In poche parole, significa che l’indicazione di assenza di qualcosa (“senza…”) può essere utilizzata solamente qualora fornisca ai consumatori un’informazione effettiva relativa all’efficacia, alla percezione o alle proprietà sensoriali del prodotto e non deve invece essere impiegata per creare allarmismo ingiustificato.
La famosa dichiarazione “senza parabeni”, ad esempio, non dovrebbe più essere utilizzata. I parabeni sono ingredienti autorizzati e il loro utilizzo non pone rischi per la sicurezza dei consumatori. Un esempio in senso contrario, invece, è l’impiego della dicitura “senza alcool”: è possibile continuare a utilizzarla, in quanto l’assenza di alcool in alcuni prodotti, come i collutori, può essere utile per ragioni religiose o di dipendenza da questa sostanza.

Qual è stata la posizione di L’Oréal nel dibattito con le autorità europee?
Nel 2009, quando si iniziò a discutere di questo argomento, avevamo già cercato di anticipare al nostro interno la posizione successivamente espressa dalle autorità europee. Perché? Perché sebbene il fatto di evidenziare l’assenza di un ingrediente nella comunicazione pubblicitaria di un prodotto possa talvolta certamente essere utile e rilevante per i consumatori, questo non deve necessariamente indurre a pensare che tale ingrediente possa avere degli effetti sulla salute umana. A volte l’assenza di un ingrediente può essere giustificabile e comunicabile, ma non è sempre detto che sia così.

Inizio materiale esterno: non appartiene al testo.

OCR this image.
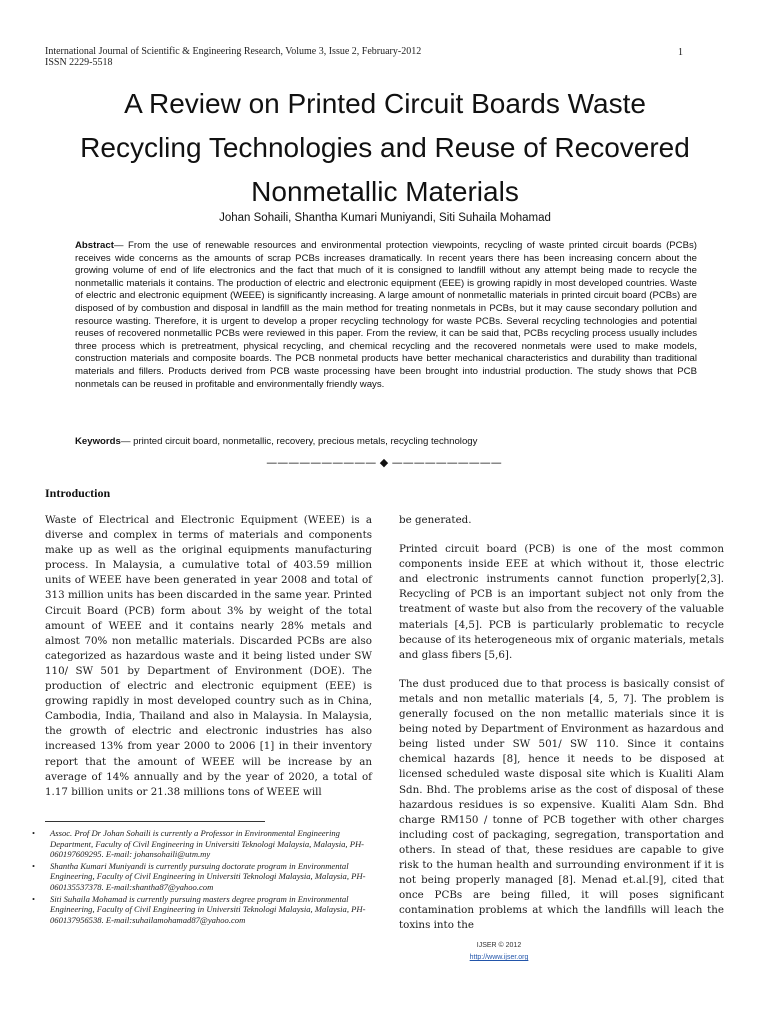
International Journal of Scientific & Engineering Research, Volume 3, Issue 2, February-2012
ISSN 2229-5518
1
A Review on Printed Circuit Boards Waste Recycling Technologies and Reuse of Recovered Nonmetallic Materials
Johan Sohaili, Shantha Kumari Muniyandi, Siti Suhaila Mohamad
Abstract— From the use of renewable resources and environmental protection viewpoints, recycling of waste printed circuit boards (PCBs) receives wide concerns as the amounts of scrap PCBs increases dramatically. In recent years there has been increasing concern about the growing volume of end of life electronics and the fact that much of it is consigned to landfill without any attempt being made to recycle the nonmetallic materials it contains. The production of electric and electronic equipment (EEE) is growing rapidly in most developed countries. Waste of electric and electronic equipment (WEEE) is significantly increasing. A large amount of nonmetallic materials in printed circuit board (PCBs) are disposed of by combustion and disposal in landfill as the main method for treating nonmetals in PCBs, but it may cause secondary pollution and resource wasting. Therefore, it is urgent to develop a proper recycling technology for waste PCBs. Several recycling technologies and potential reuses of recovered nonmetallic PCBs were reviewed in this paper. From the review, it can be said that, PCBs recycling process usually includes three process which is pretreatment, physical recycling, and chemical recycling and the recovered nonmetals were used to make models, construction materials and composite boards. The PCB nonmetal products have better mechanical characteristics and durability than traditional materials and fillers. Products derived from PCB waste processing have been brought into industrial production. The study shows that PCB nonmetals can be reused in profitable and environmentally friendly ways.
Keywords— printed circuit board, nonmetallic, recovery, precious metals, recycling technology
—————————— ◆ ——————————
Introduction

Waste of Electrical and Electronic Equipment (WEEE) is a diverse and complex in terms of materials and components make up as well as the original equipments manufacturing process. In Malaysia, a cumulative total of 403.59 million units of WEEE have been generated in year 2008 and total of 313 million units has been discarded in the same year. Printed Circuit Board (PCB) form about 3% by weight of the total amount of WEEE and it contains nearly 28% metals and almost 70% non metallic materials. Discarded PCBs are also categorized as hazardous waste and it being listed under SW 110/ SW 501 by Department of Environment (DOE). The production of electric and electronic equipment (EEE) is growing rapidly in most developed country such as in China, Cambodia, India, Thailand and also in Malaysia. In Malaysia, the growth of electric and electronic industries has also increased 13% from year 2000 to 2006 [1] in their inventory report that the amount of WEEE will be increase by an average of 14% annually and by the year of 2020, a total of 1.17 billion units or 21.38 millions tons of WEEE will

be generated.

Printed circuit board (PCB) is one of the most common components inside EEE at which without it, those electric and electronic instruments cannot function properly[2,3]. Recycling of PCB is an important subject not only from the treatment of waste but also from the recovery of the valuable materials [4,5]. PCB is particularly problematic to recycle because of its heterogeneous mix of organic materials, metals and glass fibers [5,6].

The dust produced due to that process is basically consist of metals and non metallic materials [4, 5, 7]. The problem is generally focused on the non metallic materials since it is being noted by Department of Environment as hazardous and being listed under SW 501/ SW 110. Since it contains chemical hazards [8], hence it needs to be disposed at licensed scheduled waste disposal site which is Kualiti Alam Sdn. Bhd. The problems arise as the cost of disposal of these hazardous residues is so expensive. Kualiti Alam Sdn. Bhd charge RM150 / tonne of PCB together with other charges including cost of packaging, segregation, transportation and others. In stead of that, these residues are capable to give risk to the human health and surrounding environment if it is not being properly managed [8]. Menad et.al.[9], cited that once PCBs are being filled, it will poses significant contamination problems at which the landfills will leach the toxins into the

• Assoc. Prof Dr Johan Sohaili is currently a Professor in Environmental Engineering Department, Faculty of Civil Engineering in Universiti Teknologi Malaysia, Malaysia, PH-060197609295. E-mail: johansohaili@utm.my
• Shantha Kumari Muniyandi is currently pursuing doctorate program in Environmental Engineering, Faculty of Civil Engineering in Universiti Teknologi Malaysia, Malaysia, PH- 060135537378. E-mail:shantha87@yahoo.com
• Siti Suhaila Mohamad is currently pursuing masters degree program in Environmental Engineering, Faculty of Civil Engineering in Universiti Teknologi Malaysia, Malaysia, PH- 060137956538. E-mail:suhailamohamad87@yahoo.com
IJSER © 2012
http://www.ijser.org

I lavori di ricerca e gli studi svolti all’epoca in Azienda, a livello nazionale ed europeo, avevano proprio questo obiettivo: contribuire a chiarire il dibattito iniziale all’interno del settore, permettendo di individuare un terreno comune e successivamente discutere i risultati insieme alla Commissione Europea e agli Stati Membri. Un processo che complessivamente si è protratto per circa sei anni.

In ultima battuta, non si corre il rischio di creare confusione tra i consumatori?

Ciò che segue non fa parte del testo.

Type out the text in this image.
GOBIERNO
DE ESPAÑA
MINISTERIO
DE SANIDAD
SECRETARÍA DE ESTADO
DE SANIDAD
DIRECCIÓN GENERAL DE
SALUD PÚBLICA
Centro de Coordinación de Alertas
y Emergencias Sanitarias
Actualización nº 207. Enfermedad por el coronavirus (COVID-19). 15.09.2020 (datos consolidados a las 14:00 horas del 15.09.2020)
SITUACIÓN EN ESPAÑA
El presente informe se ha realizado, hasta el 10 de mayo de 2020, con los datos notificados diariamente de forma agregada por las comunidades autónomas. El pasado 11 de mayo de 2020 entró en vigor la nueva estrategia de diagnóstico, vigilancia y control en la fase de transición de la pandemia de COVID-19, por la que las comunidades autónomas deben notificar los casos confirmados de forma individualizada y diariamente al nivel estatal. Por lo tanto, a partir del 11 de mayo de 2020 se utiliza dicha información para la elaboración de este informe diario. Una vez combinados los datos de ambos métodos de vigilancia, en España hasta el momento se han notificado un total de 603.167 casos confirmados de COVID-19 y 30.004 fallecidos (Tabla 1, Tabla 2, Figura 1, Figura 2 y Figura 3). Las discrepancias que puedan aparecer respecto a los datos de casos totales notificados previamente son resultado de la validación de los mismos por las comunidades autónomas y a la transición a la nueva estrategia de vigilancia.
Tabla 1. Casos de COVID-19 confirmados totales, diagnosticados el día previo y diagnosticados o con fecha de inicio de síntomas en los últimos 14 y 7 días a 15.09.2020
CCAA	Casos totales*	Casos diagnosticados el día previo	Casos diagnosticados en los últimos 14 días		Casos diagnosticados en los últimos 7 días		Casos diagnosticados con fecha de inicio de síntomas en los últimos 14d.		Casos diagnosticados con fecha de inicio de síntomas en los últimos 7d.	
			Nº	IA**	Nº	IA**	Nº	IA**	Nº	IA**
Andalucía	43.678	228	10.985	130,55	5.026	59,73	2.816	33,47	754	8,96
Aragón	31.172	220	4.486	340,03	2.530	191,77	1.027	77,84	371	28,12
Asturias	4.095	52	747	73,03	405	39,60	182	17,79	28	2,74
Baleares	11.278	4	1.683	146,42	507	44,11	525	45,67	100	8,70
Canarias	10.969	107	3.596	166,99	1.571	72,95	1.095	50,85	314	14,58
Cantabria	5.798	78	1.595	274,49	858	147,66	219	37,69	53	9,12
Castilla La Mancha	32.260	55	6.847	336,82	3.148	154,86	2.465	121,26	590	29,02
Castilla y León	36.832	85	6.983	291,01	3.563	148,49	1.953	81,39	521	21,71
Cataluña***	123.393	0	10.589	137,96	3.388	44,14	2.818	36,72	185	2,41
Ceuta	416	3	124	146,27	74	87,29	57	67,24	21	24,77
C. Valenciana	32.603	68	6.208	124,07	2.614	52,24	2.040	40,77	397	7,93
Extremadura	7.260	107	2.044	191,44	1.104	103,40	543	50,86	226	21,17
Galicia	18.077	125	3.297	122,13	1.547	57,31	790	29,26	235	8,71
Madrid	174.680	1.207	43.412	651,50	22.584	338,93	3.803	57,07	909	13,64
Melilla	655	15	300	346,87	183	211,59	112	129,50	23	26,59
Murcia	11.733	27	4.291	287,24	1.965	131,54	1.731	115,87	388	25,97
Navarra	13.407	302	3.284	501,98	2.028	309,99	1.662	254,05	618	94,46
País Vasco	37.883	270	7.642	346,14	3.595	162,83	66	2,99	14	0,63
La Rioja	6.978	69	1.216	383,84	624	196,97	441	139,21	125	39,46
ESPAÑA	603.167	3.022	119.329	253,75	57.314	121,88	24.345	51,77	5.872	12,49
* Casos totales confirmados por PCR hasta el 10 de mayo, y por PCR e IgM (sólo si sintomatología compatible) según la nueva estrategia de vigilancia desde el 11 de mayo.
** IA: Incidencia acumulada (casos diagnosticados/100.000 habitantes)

In Europa l’obiettivo è offrire la massima chiarezza ai consumatori. A meno di essere un chimico o un esperto, la lista degli ingredienti (riportata sulle confezioni dei prodotti) può effettivamente creare confusione. I regolamenti e le nuove Linee Guida sollecitano il settore a essere più trasparente, evitando di concentrarsi esclusivamente sulla “non presenza” di determinati ingredienti.

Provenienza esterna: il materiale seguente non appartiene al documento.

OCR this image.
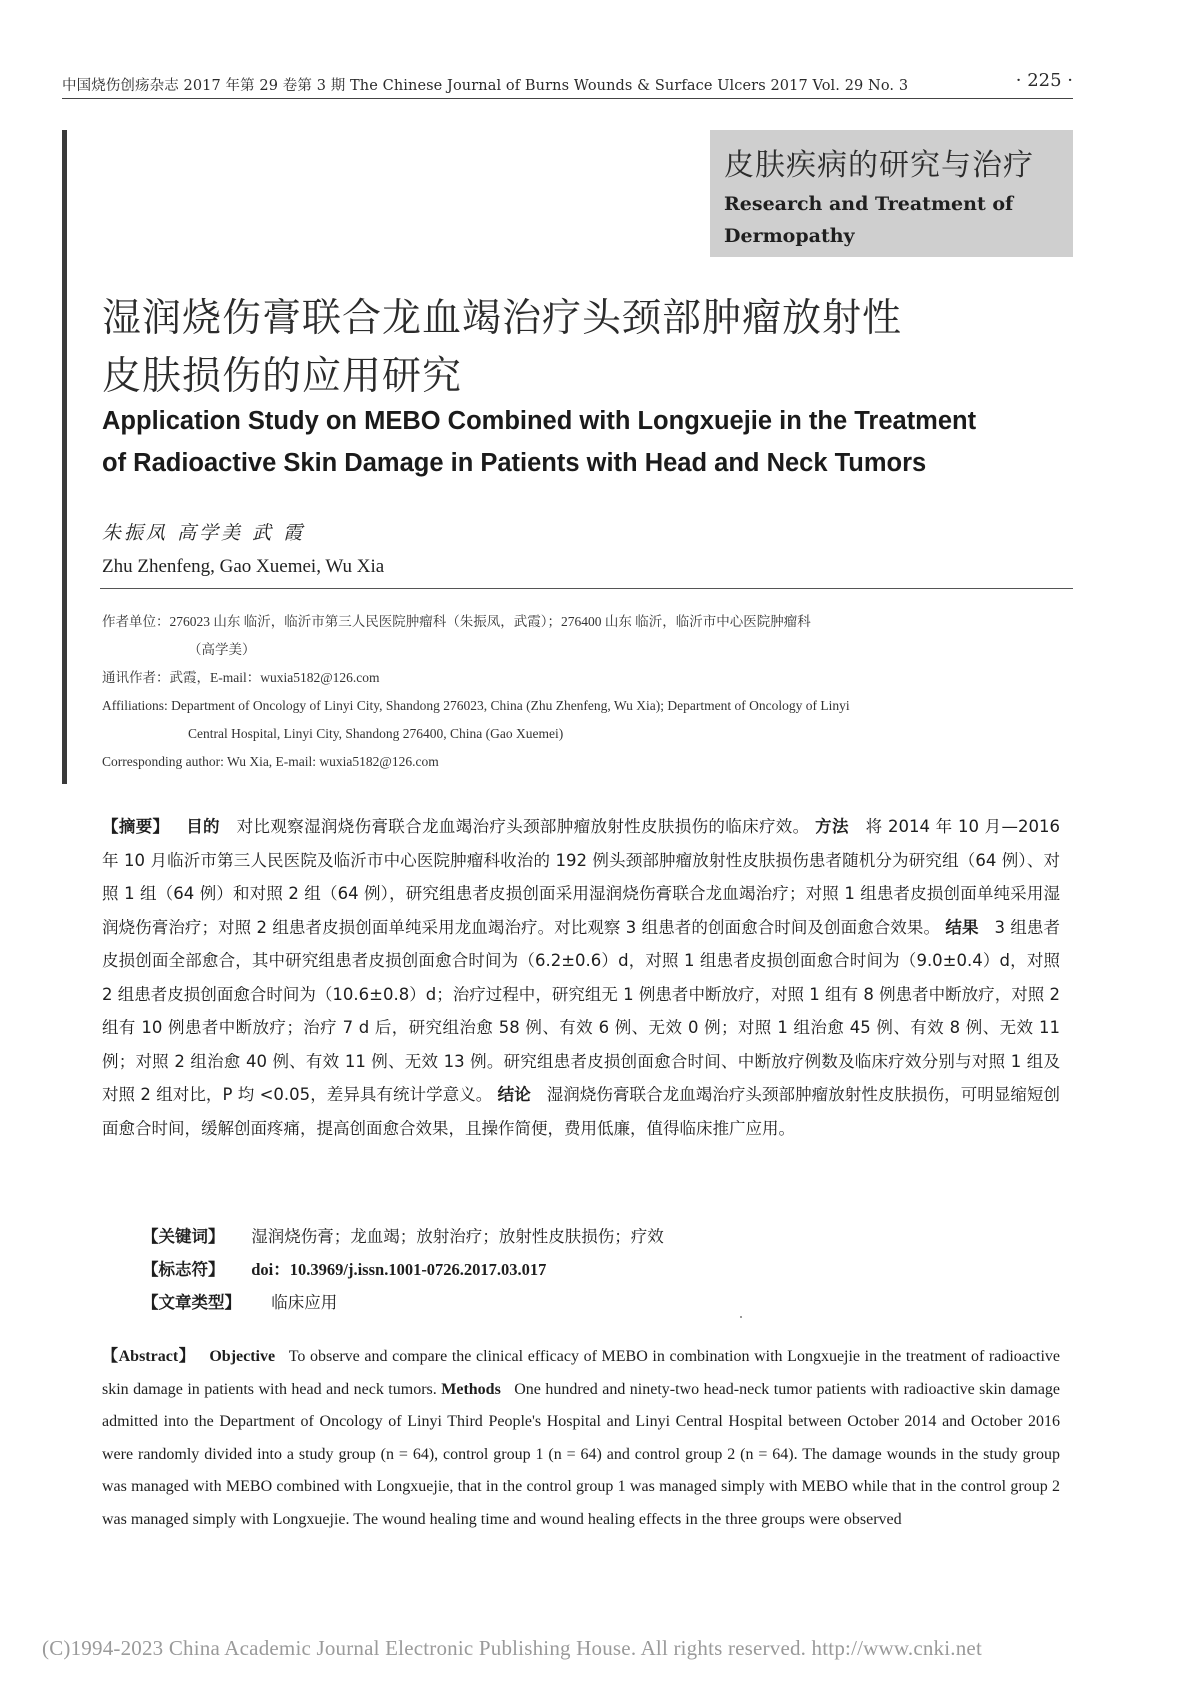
中国烧伤创疡杂志 2017 年第 29 卷第 3 期 The Chinese Journal of Burns Wounds & Surface Ulcers 2017 Vol. 29 No. 3	· 225 ·
皮肤疾病的研究与治疗
Research and Treatment of Dermopathy
湿润烧伤膏联合龙血竭治疗头颈部肿瘤放射性
皮肤损伤的应用研究
Application Study on MEBO Combined with Longxuejie in the Treatment
of Radioactive Skin Damage in Patients with Head and Neck Tumors
朱振凤 高学美 武 霞
Zhu Zhenfeng, Gao Xuemei, Wu Xia
作者单位：276023 山东 临沂，临沂市第三人民医院肿瘤科（朱振凤，武霞）；276400 山东 临沂，临沂市中心医院肿瘤科
（高学美）
通讯作者：武霞，E-mail：wuxia5182@126.com
Affiliations: Department of Oncology of Linyi City, Shandong 276023, China (Zhu Zhenfeng, Wu Xia); Department of Oncology of Linyi
Central Hospital, Linyi City, Shandong 276400, China (Gao Xuemei)
Corresponding author: Wu Xia, E-mail: wuxia5182@126.com
【摘要】 目的 对比观察湿润烧伤膏联合龙血竭治疗头颈部肿瘤放射性皮肤损伤的临床疗效。 方法 将 2014 年 10 月—2016 年 10 月临沂市第三人民医院及临沂市中心医院肿瘤科收治的 192 例头颈部肿瘤放射性皮肤损伤患者随机分为研究组（64 例）、对照 1 组（64 例）和对照 2 组（64 例），研究组患者皮损创面采用湿润烧伤膏联合龙血竭治疗；对照 1 组患者皮损创面单纯采用湿润烧伤膏治疗；对照 2 组患者皮损创面单纯采用龙血竭治疗。对比观察 3 组患者的创面愈合时间及创面愈合效果。 结果 3 组患者皮损创面全部愈合，其中研究组患者皮损创面愈合时间为（6.2±0.6）d，对照 1 组患者皮损创面愈合时间为（9.0±0.4）d，对照 2 组患者皮损创面愈合时间为（10.6±0.8）d；治疗过程中，研究组无 1 例患者中断放疗，对照 1 组有 8 例患者中断放疗，对照 2 组有 10 例患者中断放疗；治疗 7 d 后，研究组治愈 58 例、有效 6 例、无效 0 例；对照 1 组治愈 45 例、有效 8 例、无效 11 例；对照 2 组治愈 40 例、有效 11 例、无效 13 例。研究组患者皮损创面愈合时间、中断放疗例数及临床疗效分别与对照 1 组及对照 2 组对比，P 均 <0.05，差异具有统计学意义。 结论 湿润烧伤膏联合龙血竭治疗头颈部肿瘤放射性皮肤损伤，可明显缩短创面愈合时间，缓解创面疼痛，提高创面愈合效果，且操作简便，费用低廉，值得临床推广应用。
【关键词】 湿润烧伤膏；龙血竭；放射治疗；放射性皮肤损伤；疗效
【标志符】 doi：10.3969/j.issn.1001-0726.2017.03.017
【文章类型】 临床应用
【Abstract】 Objective To observe and compare the clinical efficacy of MEBO in combination with Longxuejie in the treatment of radioactive skin damage in patients with head and neck tumors. Methods One hundred and ninety-two head-neck tumor patients with radioactive skin damage admitted into the Department of Oncology of Linyi Third People's Hospital and Linyi Central Hospital between October 2014 and October 2016 were randomly divided into a study group (n = 64), control group 1 (n = 64) and control group 2 (n = 64). The damage wounds in the study group was managed with MEBO combined with Longxuejie, that in the control group 1 was managed simply with MEBO while that in the control group 2 was managed simply with Longxuejie. The wound healing time and wound healing effects in the three groups were observed
(C)1994-2023 China Academic Journal Electronic Publishing House. All rights reserved. http://www.cnki.net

La realtà di cui faccio parte condivide questo approccio; cerchiamo di spiegare, direttamente sulle confezioni di alcuni dei nostri prodotti, la lista degli ingredienti, mentre sui siti internet sono spesso reperibili maggiori informazioni, insieme alle risposte a domande come: “A cosa servono i conservanti? E l’alcool?”, ecc. Il consumatore ha così accesso a ciò che desidera e a ciò che deve sapere, ed è più facilmente in grado di operare scelte informate.
I consumatori sono consapevoli ed esigenti; ambiscono a prodotti che realmente abbiano il minor impatto negativo possibile sulla salute, sull’ambiente e sulla società. Ancora troppo spesso queste ambizioni sono frustrate a fronte di un uso sovente disinvolto di determinate rivendicazioni e claim evocativi e allusivi, ma fuorvianti perché non supportati e giustificati da realtà tecniche e scientifiche.
Come qualcuno ha detto “la fiducia è un bene circolare”; così noi dobbiamo darla ai consumatori se vogliamo riceverla come settore nel suo complesso e come singole imprese. Anche se la nuova regolamentazione potrà comportare inizialmente delle problematiche, siamo fiduciosi che sarà in grado di offrire vantaggiose prospettive per il futuro, sia per le aziende sia per i consumatori, purchè si sia in grado di applicarla in modo responsabile e coerente.